Harpring was inducted into the Georgia Sports Hall of Fame, in Macon, Georgia, as a member of the 2017 class.

== NBA career statistics ==

=== Regular season ===

| Year | Team | GP | GS | MPG | FG% | 3P% | FT% | RPG | APG | SPG | BPG | PPG |
|---|---|---|---|---|---|---|---|---|---|---|---|---|
| 1998–99 | Orlando | 50* | 22 | 22.3 | .463 | .400 | .713 | 4.3 | .9 | .6 | .1 | 8.2 |
| 1999–00 | Orlando | 4 | 0 | 15.8 | .235 | 1.000 | .857 | 3.0 | 2.0 | 1.3 | .3 | 4.0 |
| 2000–01 | Cleveland | 56 | 55 | 28.8 | .454 | .250 | .812 | 4.3 | 1.8 | .8 | .3 | 11.1 |
| 2001–02 | Philadelphia | 81 | 81 | 31.4 | .461 | .304 | .743 | 7.1 | 1.3 | .9 | .1 | 11.8 |
| 2002–03 | Utah | 78 | 69 | 32.8 | .511 | .413 | .792 | 6.6 | 1.7 | .9 | .2 | 17.6 |
| 2003–04 | Utah | 31 | 31 | 36.6 | .471 | .242 | .688 | 8.0 | 2.0 | .7 | .1 | 16.2 |
| 2004–05 | Utah | 78 | 55 | 33.1 | .489 | .209 | .778 | 6.2 | 1.8 | .9 | .2 | 14.0 |
| 2005–06 | Utah | 71 | 32 | 27.4 | .475 | .359 | .725 | 5.2 | 1.4 | .8 | .2 | 12.5 |
| 2006–07 | Utah | 77 | 2 | 25.5 | .491 | .333 | .767 | 4.6 | 1.3 | .7 | .1 | 11.6 |
| 2007–08 | Utah | 76 | 0 | 18.1 | .500 | .200 | .712 | 3.2 | 1.1 | .6 | .2 | 8.2 |
| 2008–09 | Utah | 63 | 2 | 11.0 | .461 | .000 | .764 | 2.0 | .4 | .5 | .1 | 4.4 |
| Career |  | 665 | 349 | 26.4 | .481 | .333 | .753 | 5.1 | 1.4 | .7 | .2 | 11.5 |

=== Playoffs ===

| Year | Team | GP | GS | MPG | FG% | 3P% | FT% | RPG | APG | SPG | BPG | PPG |
|---|---|---|---|---|---|---|---|---|---|---|---|---|
| 1999 | Orlando | 4 | 0 | 20.5 | .462 | .200 | .727 | 5.0 | 1.8 | .3 | .0 | 8.3 |
| 2002 | Philadelphia | 5 | 5 | 23.8 | .500 | .000 | .778 | 5.2 | 1.4 | 1.0 | .0 | 10.2 |
| 2003 | Utah | 5 | 5 | 31.2 | .484 | .143 | .813 | 5.4 | 1.0 | 1.0 | .2 | 14.8 |
| 2007 | Utah | 17 | 0 | 25.5 | .456 | .000 | .723 | 4.8 | 1.4 | .4 | .2 | 9.3 |
| 2008 | Utah | 12 | 0 | 17.4 | .397 | .333 | .800 | 2.8 | .7 | .6 | .3 | 6.6 |
| 2009 | Utah | 5 | 0 | 9.8 | .500 | .000 | 1.000 | 1.8 | .8 | .4 | .2 | 4.8 |
| Career |  | 48 | 10 | 21.8 | .459 | .150 | .767 | 4.1 | 1.1 | .6 | .2 | 8.7 |

==Career highs==
- Points – 33 vs.

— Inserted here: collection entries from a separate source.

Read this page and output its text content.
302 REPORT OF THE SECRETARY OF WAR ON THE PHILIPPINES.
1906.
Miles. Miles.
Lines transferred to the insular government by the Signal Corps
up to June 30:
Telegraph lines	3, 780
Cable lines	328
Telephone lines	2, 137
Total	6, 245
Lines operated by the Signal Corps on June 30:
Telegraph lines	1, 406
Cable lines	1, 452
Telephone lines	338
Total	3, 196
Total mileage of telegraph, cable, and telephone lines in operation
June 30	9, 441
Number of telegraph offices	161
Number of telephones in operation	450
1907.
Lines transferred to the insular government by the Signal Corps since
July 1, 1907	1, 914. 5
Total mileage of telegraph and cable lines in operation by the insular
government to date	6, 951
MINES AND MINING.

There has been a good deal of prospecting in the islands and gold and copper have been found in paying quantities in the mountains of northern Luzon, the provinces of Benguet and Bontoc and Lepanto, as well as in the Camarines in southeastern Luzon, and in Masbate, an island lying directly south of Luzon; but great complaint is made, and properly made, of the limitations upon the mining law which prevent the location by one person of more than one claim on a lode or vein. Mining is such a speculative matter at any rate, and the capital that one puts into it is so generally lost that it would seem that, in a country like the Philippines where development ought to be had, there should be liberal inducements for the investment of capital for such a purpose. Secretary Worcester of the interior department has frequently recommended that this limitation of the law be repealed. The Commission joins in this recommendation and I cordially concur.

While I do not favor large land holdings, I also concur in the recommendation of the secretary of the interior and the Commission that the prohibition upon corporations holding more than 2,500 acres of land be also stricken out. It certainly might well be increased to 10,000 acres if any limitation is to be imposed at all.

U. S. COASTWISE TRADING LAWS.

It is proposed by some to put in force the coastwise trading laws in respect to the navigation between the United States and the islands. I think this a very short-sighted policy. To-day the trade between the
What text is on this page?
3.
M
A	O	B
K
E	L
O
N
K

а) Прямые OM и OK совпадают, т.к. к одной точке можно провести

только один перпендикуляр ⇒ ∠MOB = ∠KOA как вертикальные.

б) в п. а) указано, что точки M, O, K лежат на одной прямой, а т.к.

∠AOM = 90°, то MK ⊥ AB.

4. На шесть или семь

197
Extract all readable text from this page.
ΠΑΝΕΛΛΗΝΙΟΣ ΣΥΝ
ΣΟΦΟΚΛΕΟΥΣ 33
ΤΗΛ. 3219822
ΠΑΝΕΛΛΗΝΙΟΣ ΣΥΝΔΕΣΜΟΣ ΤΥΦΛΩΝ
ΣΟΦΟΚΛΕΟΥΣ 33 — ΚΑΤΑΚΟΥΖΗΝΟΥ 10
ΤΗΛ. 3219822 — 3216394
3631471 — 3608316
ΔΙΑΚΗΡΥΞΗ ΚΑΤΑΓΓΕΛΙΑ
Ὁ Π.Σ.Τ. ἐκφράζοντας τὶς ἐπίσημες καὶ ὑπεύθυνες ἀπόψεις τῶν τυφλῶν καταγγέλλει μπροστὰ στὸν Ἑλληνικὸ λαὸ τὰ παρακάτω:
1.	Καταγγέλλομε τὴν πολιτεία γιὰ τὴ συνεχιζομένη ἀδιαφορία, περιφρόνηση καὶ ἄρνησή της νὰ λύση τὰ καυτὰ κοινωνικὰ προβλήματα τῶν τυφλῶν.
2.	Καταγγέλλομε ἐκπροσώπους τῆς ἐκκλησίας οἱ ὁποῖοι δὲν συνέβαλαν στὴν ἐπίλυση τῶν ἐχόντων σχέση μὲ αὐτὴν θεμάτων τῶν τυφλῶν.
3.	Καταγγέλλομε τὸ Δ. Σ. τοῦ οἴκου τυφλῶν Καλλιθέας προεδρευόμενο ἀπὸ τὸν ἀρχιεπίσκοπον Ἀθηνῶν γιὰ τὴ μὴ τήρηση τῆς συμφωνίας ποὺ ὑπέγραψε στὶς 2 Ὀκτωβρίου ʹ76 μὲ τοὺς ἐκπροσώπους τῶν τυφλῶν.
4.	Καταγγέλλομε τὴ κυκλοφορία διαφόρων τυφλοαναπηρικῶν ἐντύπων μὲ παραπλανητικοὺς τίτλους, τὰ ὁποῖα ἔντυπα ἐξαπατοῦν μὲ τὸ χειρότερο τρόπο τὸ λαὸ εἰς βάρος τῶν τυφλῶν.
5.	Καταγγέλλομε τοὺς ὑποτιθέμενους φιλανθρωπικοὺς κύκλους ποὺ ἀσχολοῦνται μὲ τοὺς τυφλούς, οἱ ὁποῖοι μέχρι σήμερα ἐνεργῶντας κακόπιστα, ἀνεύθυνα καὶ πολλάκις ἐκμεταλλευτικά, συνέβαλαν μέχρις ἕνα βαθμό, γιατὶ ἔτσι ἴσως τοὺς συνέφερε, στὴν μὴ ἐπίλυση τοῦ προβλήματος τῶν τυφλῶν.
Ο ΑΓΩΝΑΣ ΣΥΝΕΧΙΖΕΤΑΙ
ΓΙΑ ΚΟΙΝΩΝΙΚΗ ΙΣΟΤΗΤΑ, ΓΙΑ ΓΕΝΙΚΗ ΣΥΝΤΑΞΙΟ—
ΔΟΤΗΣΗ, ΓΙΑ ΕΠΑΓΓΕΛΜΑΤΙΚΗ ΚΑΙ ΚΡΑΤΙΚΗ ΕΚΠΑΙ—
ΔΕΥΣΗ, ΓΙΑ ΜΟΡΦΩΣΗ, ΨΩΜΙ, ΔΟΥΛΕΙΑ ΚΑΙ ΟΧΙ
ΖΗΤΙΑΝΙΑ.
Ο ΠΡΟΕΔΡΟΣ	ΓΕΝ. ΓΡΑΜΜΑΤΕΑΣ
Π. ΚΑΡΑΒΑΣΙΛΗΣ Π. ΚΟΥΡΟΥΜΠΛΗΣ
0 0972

Minnesota Timberwolves, November 29, 2002
- Rebounds – 19 vs. Orlando Magic, November 17, 2003
- Assists – 7 vs. Charlotte Hornets, March 16, 2001
- Steals – 4 on 6 occasions
- Blocks – 3 on 2 occasions
- Minutes – 49 vs. Sacramento Kings, November 1, 2000

==Personal life==
Harpring and his wife Amanda, who is a physician, have five children: the first son Luke Matthew and second daughter Kate, Robert, and Matthew. His eldest son Luke currently plays football at Florida after transferring from his alma mater, Georgia Tech. Harpring mentioned on the Utah Jazz broadcast that he enjoys The Office. (Utah vs. Dallas, October 28, 2018).